A review by clemrain
Daisy Jones & The Six by Taylor Jenkins Reid

emotional reflective medium-paced
  • Plot- or character-driven? A mix
  • Strong character development? It's complicated
  • Loveable characters? Yes
  • Diverse cast of characters? No
  • Flaws of characters a main focus? Yes

3.0

I read Evelyn Hugo and I wasn’t the biggest fan. It was good, but it wasn’t for me. So, I didn’t think I’d read another by Reid. Daisy Jones and the Six ended up in my lap simply because it was available in the library and I thought, sure why not? I’m glad I did. 

It had some amazing points that were super refined while also having unfinished ideas. Which made for a good read, that left some dissatisfaction.
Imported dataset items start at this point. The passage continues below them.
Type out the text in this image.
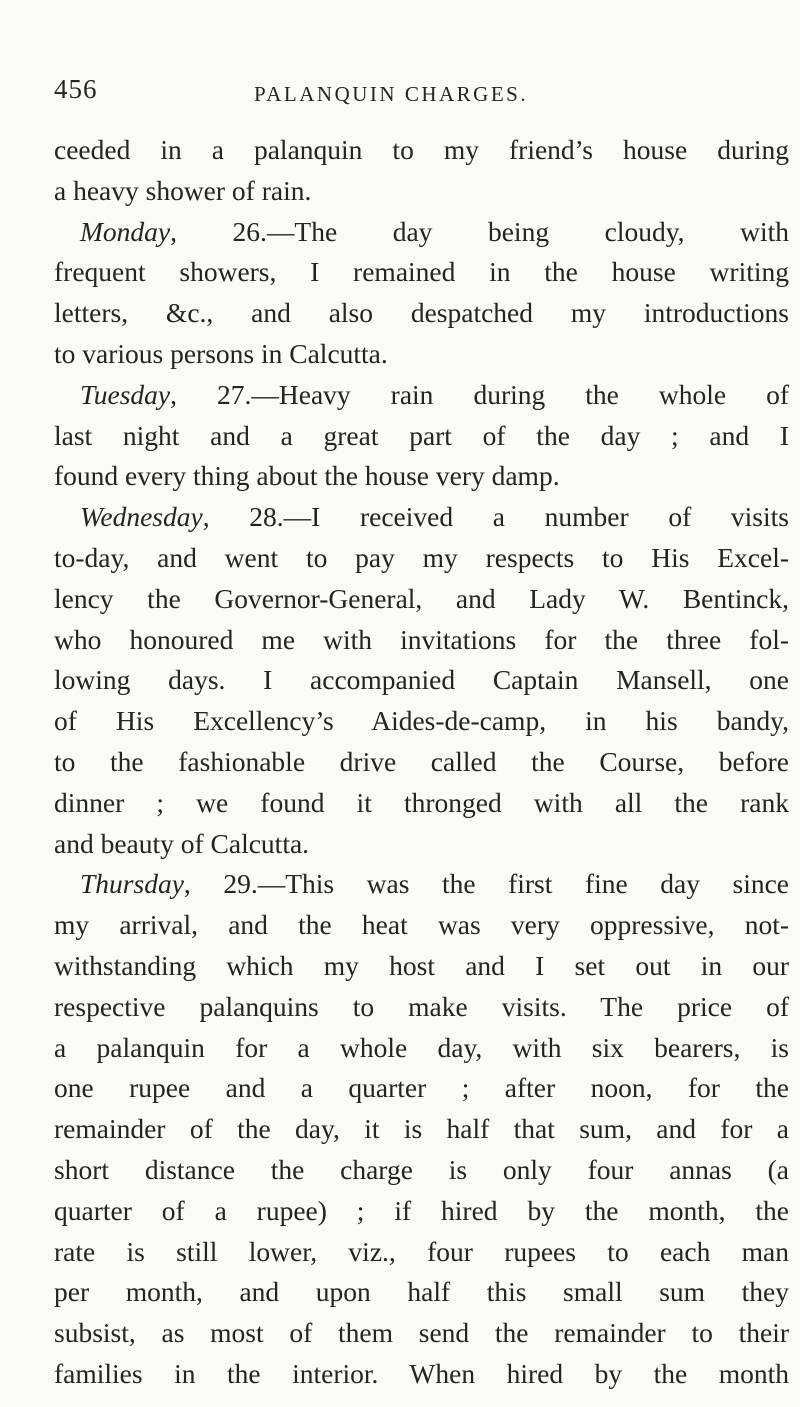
456	PALANQUIN CHARGES.
ceeded in a palanquin to my friend’s house during
a heavy shower of rain.
Monday, 26.—The day being cloudy, with
frequent showers, I remained in the house writing
letters, &c., and also despatched my introductions
to various persons in Calcutta.
Tuesday, 27.—Heavy rain during the whole of
last night and a great part of the day ; and I
found every thing about the house very damp.
Wednesday, 28.—I received a number of visits
to-day, and went to pay my respects to His Excel-
lency the Governor-General, and Lady W. Bentinck,
who honoured me with invitations for the three fol-
lowing days. I accompanied Captain Mansell, one
of His Excellency’s Aides-de-camp, in his bandy,
to the fashionable drive called the Course, before
dinner ; we found it thronged with all the rank
and beauty of Calcutta.
Thursday, 29.—This was the first fine day since
my arrival, and the heat was very oppressive, not-
withstanding which my host and I set out in our
respective palanquins to make visits. The price of
a palanquin for a whole day, with six bearers, is
one rupee and a quarter ; after noon, for the
remainder of the day, it is half that sum, and for a
short distance the charge is only four annas (a
quarter of a rupee) ; if hired by the month, the
rate is still lower, viz., four rupees to each man
per month, and upon half this small sum they
subsist, as most of them send the remainder to their
families in the interior. When hired by the month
The characters are fun. There’s many of them so it was work keeping up with them. What helped is listening to this as an audiobook. Each character had a different voice. There aren’t many books that are better as audiobooks, but I think this one is.

Most characters, individually were well built. I liked their narcissisms, their self loathing and their vices, thier morals. And the writing showed well what characters thought of themselves and what others thought of them. This part of the book was done very well. This book needed unreliable narrators and it delivered.

The problem begins with character interactions. They aren’t fully fleshed out. Characters have contentions but they’re all just built on jealousy and self pride. There’s not much complexity. Just cliches. The love affairs are also cliches.
Billy and Daisy’s attraction to each other was so boring. It had no foundation and it dragged on so long while also having no development.
Cliches are ok. Just don’t make them boring. Give them a new angle and build them on something. This didn’t happen here.

Possibly one of the least realistic depiction of addiction I’ve read. Sobriety doesn’t work for a few days and then forever. You don’t just have to make up your mind to be sober.

Camila, Daisy, and Karen are all amazingly written female characters. They all have strong ideas, many of which strongly oppose each other. And none of them are wrong for it. They’re is respect and kindness between all the women. However, it doesn’t sit well that the only black female character is just a support to Daisy Jones.

I don’t know what’s with Reid and connecting the
interviewers to a character in the story. It worked in Evelyn Hugo, made for a good twist and reasoning. However, in Daisy Jones the interviewer being Billy’s daughter just makes me think that the story would be even more bias than  necessary because who wants to confess in front of their child like that?


 The ending was not my favourite.
Killing off Camila so that Daisy and Billy can be together was stupid. Daisy and Billy had passing attractions and were never good for one another. It wasn’t a love for another time. Why would Camila cheer on her daughter to support this?